La casa de las luces ténues

Muy muy lentamente, con el paso de aquellos años confusos y torcidos, habían ido cayendo. Muy paulatinamente, como árboles milenarios o como casas descuidadas, poco a poco, ladrillo a ladrillo, hasta que el esqueleto podrido de carcoma cediese precediendo una avalancha de escombros.

Algunos aún permanecían ahí, por ello no eran casas derrumbadas, quizá alguna suerte de estatuas de leyendas pasadas que han perdido la totalidad o gran parte de su significado. Y ahora se oxidan y florecen, erguidas pero atemporales e incoherentes.

Sus héroes. Sus altares. Ya no eran más que fría materia pasada que permanecía para quienes los vieran, pero no para quien los sintió. No del mismo modo, al menos. Y en aquel panteón roto, estaba él. Estaba de pie, pues el dolor se había vuelto soportable con los años. Y estaba en el centro, pues era él el anfitrión y protagonista en aquella cripta.

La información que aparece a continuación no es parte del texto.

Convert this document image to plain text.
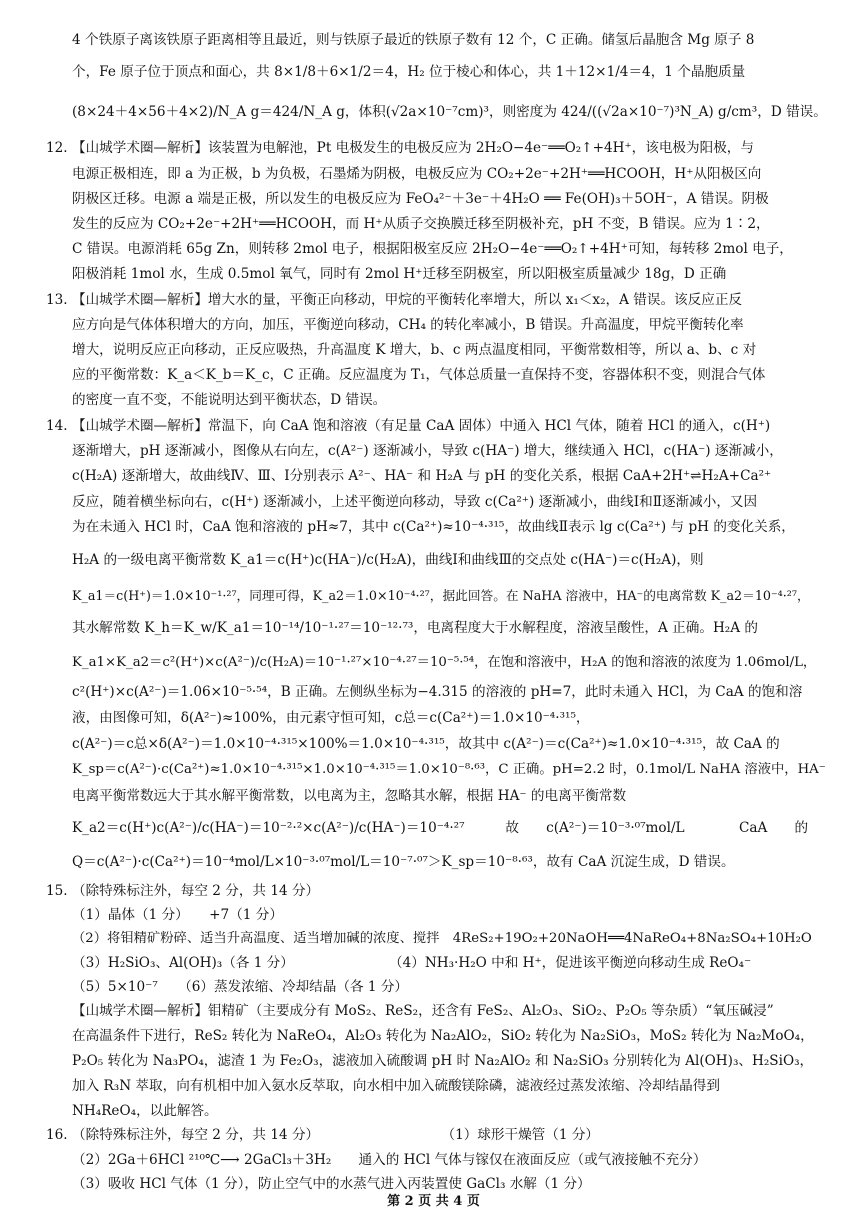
4 个铁原子离该铁原子距离相等且最近，则与铁原子最近的铁原子数有 12 个，C 正确。储氢后晶胞含 Mg 原子 8
个，Fe 原子位于顶点和面心，共 8×1/8＋6×1/2＝4，H₂ 位于棱心和体心，共 1＋12×1/4＝4，1 个晶胞质量
(8×24＋4×56＋4×2)/N_A g＝424/N_A g，体积(√2a×10⁻⁷cm)³，则密度为 424/((√2a×10⁻⁷)³N_A) g/cm³，D 错误。
12. 【山城学术圈—解析】该装置为电解池，Pt 电极发生的电极反应为 2H₂O−4e⁻══O₂↑+4H⁺，该电极为阳极，与
电源正极相连，即 a 为正极，b 为负极，石墨烯为阴极，电极反应为 CO₂+2e⁻+2H⁺══HCOOH，H⁺从阳极区向
阴极区迁移。电源 a 端是正极，所以发生的电极反应为 FeO₄²⁻＋3e⁻＋4H₂O ══ Fe(OH)₃＋5OH⁻，A 错误。阴极
发生的反应为 CO₂+2e⁻+2H⁺══HCOOH，而 H⁺从质子交换膜迁移至阴极补充，pH 不变，B 错误。应为 1∶2，
C 错误。电源消耗 65g Zn，则转移 2mol 电子，根据阳极室反应 2H₂O−4e⁻══O₂↑+4H⁺可知，每转移 2mol 电子，
阳极消耗 1mol 水，生成 0.5mol 氧气，同时有 2mol H⁺迁移至阴极室，所以阳极室质量减少 18g，D 正确
13. 【山城学术圈—解析】增大水的量，平衡正向移动，甲烷的平衡转化率增大，所以 x₁＜x₂，A 错误。该反应正反
应方向是气体体积增大的方向，加压，平衡逆向移动，CH₄ 的转化率减小，B 错误。升高温度，甲烷平衡转化率
增大，说明反应正向移动，正反应吸热，升高温度 K 增大，b、c 两点温度相同，平衡常数相等，所以 a、b、c 对
应的平衡常数：K_a＜K_b＝K_c，C 正确。反应温度为 T₁，气体总质量一直保持不变，容器体积不变，则混合气体
的密度一直不变，不能说明达到平衡状态，D 错误。
14. 【山城学术圈—解析】常温下，向 CaA 饱和溶液（有足量 CaA 固体）中通入 HCl 气体，随着 HCl 的通入，c(H⁺)
逐渐增大，pH 逐渐减小，图像从右向左，c(A²⁻) 逐渐减小，导致 c(HA⁻) 增大，继续通入 HCl，c(HA⁻) 逐渐减小，
c(H₂A) 逐渐增大，故曲线Ⅳ、Ⅲ、Ⅰ分别表示 A²⁻、HA⁻ 和 H₂A 与 pH 的变化关系，根据 CaA+2H⁺⇌H₂A+Ca²⁺
反应，随着横坐标向右，c(H⁺) 逐渐减小，上述平衡逆向移动，导致 c(Ca²⁺) 逐渐减小，曲线Ⅰ和Ⅱ逐渐减小，又因
为在未通入 HCl 时，CaA 饱和溶液的 pH≈7，其中 c(Ca²⁺)≈10⁻⁴·³¹⁵，故曲线Ⅱ表示 lg c(Ca²⁺) 与 pH 的变化关系，
H₂A 的一级电离平衡常数 K_a1＝c(H⁺)c(HA⁻)/c(H₂A)，曲线Ⅰ和曲线Ⅲ的交点处 c(HA⁻)＝c(H₂A)，则
K_a1＝c(H⁺)＝1.0×10⁻¹·²⁷，同理可得，K_a2＝1.0×10⁻⁴·²⁷，据此回答。在 NaHA 溶液中，HA⁻的电离常数 K_a2＝10⁻⁴·²⁷，
其水解常数 K_h＝K_w/K_a1＝10⁻¹⁴/10⁻¹·²⁷＝10⁻¹²·⁷³，电离程度大于水解程度，溶液呈酸性，A 正确。H₂A 的
K_a1×K_a2＝c²(H⁺)×c(A²⁻)/c(H₂A)＝10⁻¹·²⁷×10⁻⁴·²⁷＝10⁻⁵·⁵⁴，在饱和溶液中，H₂A 的饱和溶液的浓度为 1.06mol/L，
c²(H⁺)×c(A²⁻)＝1.06×10⁻⁵·⁵⁴，B 正确。左侧纵坐标为−4.315 的溶液的 pH=7，此时未通入 HCl，为 CaA 的饱和溶
液，由图像可知，δ(A²⁻)≈100%，由元素守恒可知，c总＝c(Ca²⁺)＝1.0×10⁻⁴·³¹⁵，
c(A²⁻)＝c总×δ(A²⁻)＝1.0×10⁻⁴·³¹⁵×100%＝1.0×10⁻⁴·³¹⁵，故其中 c(A²⁻)＝c(Ca²⁺)≈1.0×10⁻⁴·³¹⁵，故 CaA 的
K_sp＝c(A²⁻)·c(Ca²⁺)≈1.0×10⁻⁴·³¹⁵×1.0×10⁻⁴·³¹⁵＝1.0×10⁻⁸·⁶³，C 正确。pH=2.2 时，0.1mol/L NaHA 溶液中，HA⁻
电离平衡常数远大于其水解平衡常数，以电离为主，忽略其水解，根据 HA⁻ 的电离平衡常数
K_a2＝c(H⁺)c(A²⁻)/c(HA⁻)＝10⁻²·²×c(A²⁻)/c(HA⁻)＝10⁻⁴·²⁷　　　故　　c(A²⁻)＝10⁻³·⁰⁷mol/L　　　　CaA　　的
Q＝c(A²⁻)·c(Ca²⁺)＝10⁻⁴mol/L×10⁻³·⁰⁷mol/L＝10⁻⁷·⁰⁷＞K_sp＝10⁻⁸·⁶³，故有 CaA 沉淀生成，D 错误。
15. （除特殊标注外，每空 2 分，共 14 分）
（1）晶体（1 分）　　+7（1 分）
（2）将钼精矿粉碎、适当升高温度、适当增加碱的浓度、搅拌　4ReS₂+19O₂+20NaOH══4NaReO₄+8Na₂SO₄+10H₂O
（3）H₂SiO₃、Al(OH)₃（各 1 分）　　　　　　　　（4）NH₃·H₂O 中和 H⁺，促进该平衡逆向移动生成 ReO₄⁻
（5）5×10⁻⁷　　（6）蒸发浓缩、冷却结晶（各 1 分）
【山城学术圈—解析】钼精矿（主要成分有 MoS₂、ReS₂，还含有 FeS₂、Al₂O₃、SiO₂、P₂O₅ 等杂质）“氧压碱浸”
在高温条件下进行，ReS₂ 转化为 NaReO₄，Al₂O₃ 转化为 Na₂AlO₂，SiO₂ 转化为 Na₂SiO₃，MoS₂ 转化为 Na₂MoO₄，
P₂O₅ 转化为 Na₃PO₄，滤渣 1 为 Fe₂O₃，滤液加入硫酸调 pH 时 Na₂AlO₂ 和 Na₂SiO₃ 分别转化为 Al(OH)₃、H₂SiO₃，
加入 R₃N 萃取，向有机相中加入氨水反萃取，向水相中加入硫酸镁除磷，滤液经过蒸发浓缩、冷却结晶得到
NH₄ReO₄，以此解答。
16. （除特殊标注外，每空 2 分，共 14 分）　　　　　　　　　　（1）球形干燥管（1 分）
（2）2Ga＋6HCl ²¹⁰℃⟶ 2GaCl₃＋3H₂　　通入的 HCl 气体与镓仅在液面反应（或气液接触不充分）
（3）吸收 HCl 气体（1 分），防止空气中的水蒸气进入丙装置使 GaCl₃ 水解（1 分）
第 2 页 共 4 页
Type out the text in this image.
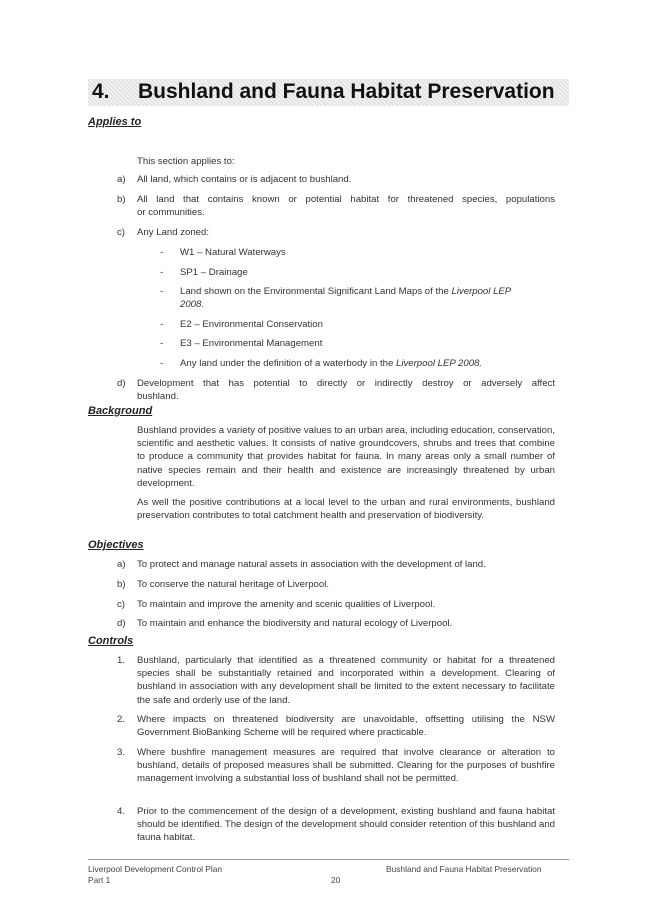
4. Bushland and Fauna Habitat Preservation
Applies to
This section applies to:
a) All land, which contains or is adjacent to bushland.
b) All land that contains known or potential habitat for threatened species, populations
or communities.
c) Any Land zoned:
- W1 – Natural Waterways
- SP1 – Drainage
- Land shown on the Environmental Significant Land Maps of the Liverpool LEP
2008.
- E2 – Environmental Conservation
- E3 – Environmental Management
- Any land under the definition of a waterbody in the Liverpool LEP 2008.
d) Development that has potential to directly or indirectly destroy or adversely affect
bushland.
Background
Bushland provides a variety of positive values to an urban area, including education, conservation, scientific and aesthetic values. It consists of native groundcovers, shrubs and trees that combine to produce a community that provides habitat for fauna. In many areas only a small number of native species remain and their health and existence are increasingly threatened by urban development.
As well the positive contributions at a local level to the urban and rural environments, bushland preservation contributes to total catchment health and preservation of biodiversity.
Objectives
a) To protect and manage natural assets in association with the development of land.
b) To conserve the natural heritage of Liverpool.
c) To maintain and improve the amenity and scenic qualities of Liverpool.
d) To maintain and enhance the biodiversity and natural ecology of Liverpool.
Controls
1. Bushland, particularly that identified as a threatened community or habitat for a threatened species shall be substantially retained and incorporated within a development. Clearing of bushland in association with any development shall be limited to the extent necessary to facilitate the safe and orderly use of the land.
2. Where impacts on threatened biodiversity are unavoidable, offsetting utilising the NSW Government BioBanking Scheme will be required where practicable.
3. Where bushfire management measures are required that involve clearance or alteration to bushland, details of proposed measures shall be submitted. Clearing for the purposes of bushfire management involving a substantial loss of bushland shall not be permitted.
4. Prior to the commencement of the design of a development, existing bushland and fauna habitat should be identified. The design of the development should consider retention of this bushland and fauna habitat.
Liverpool Development Control Plan
Part 1	20
Bushland and Fauna Habitat Preservation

Miró a su alrededor. Sus dioses del pasado. Se contempló a sí mismo en tantas fases distintas de su vida, siempre atendiendo a aquellos dioses. Venerándolos. La espiral estaba ordenada, y el muchacho que le daba la espalda, pues miraba únicamente a sus ídolos, crecía conforme el recorrido avanzaba hasta acabar en él mismo. En pie, en el centro, pero no de espaldas pues no miraba a ningún héroe ya. Al final del todo estaba la salida, un gigantesco portón que aguardaba cerrado. Su superficie era de un brillante metal y en él se veía reflejado. No era una imagen exacta, nunca lo era. Puso ambas manos en el portón y empujó haciéndolo ceder. Al otro lado estaba el exterior, el mundo.

Bajó por la escalera con la mirada puesta en el horizonte y cada escalón dejado atrás se iba desmaterializando. Para cuando hubo alcanzado el suelo pedregoso, el panteón ya no estaba. Ya no era. Todo lo que había de ser, era con él, estaba en él. Llevaba consigo una sabiduría y un coraje nutridos de aprender de otros, pero eran suyos propios. Y el mundo que ante él se abría se enfrentaría incansable contra aquellas armas.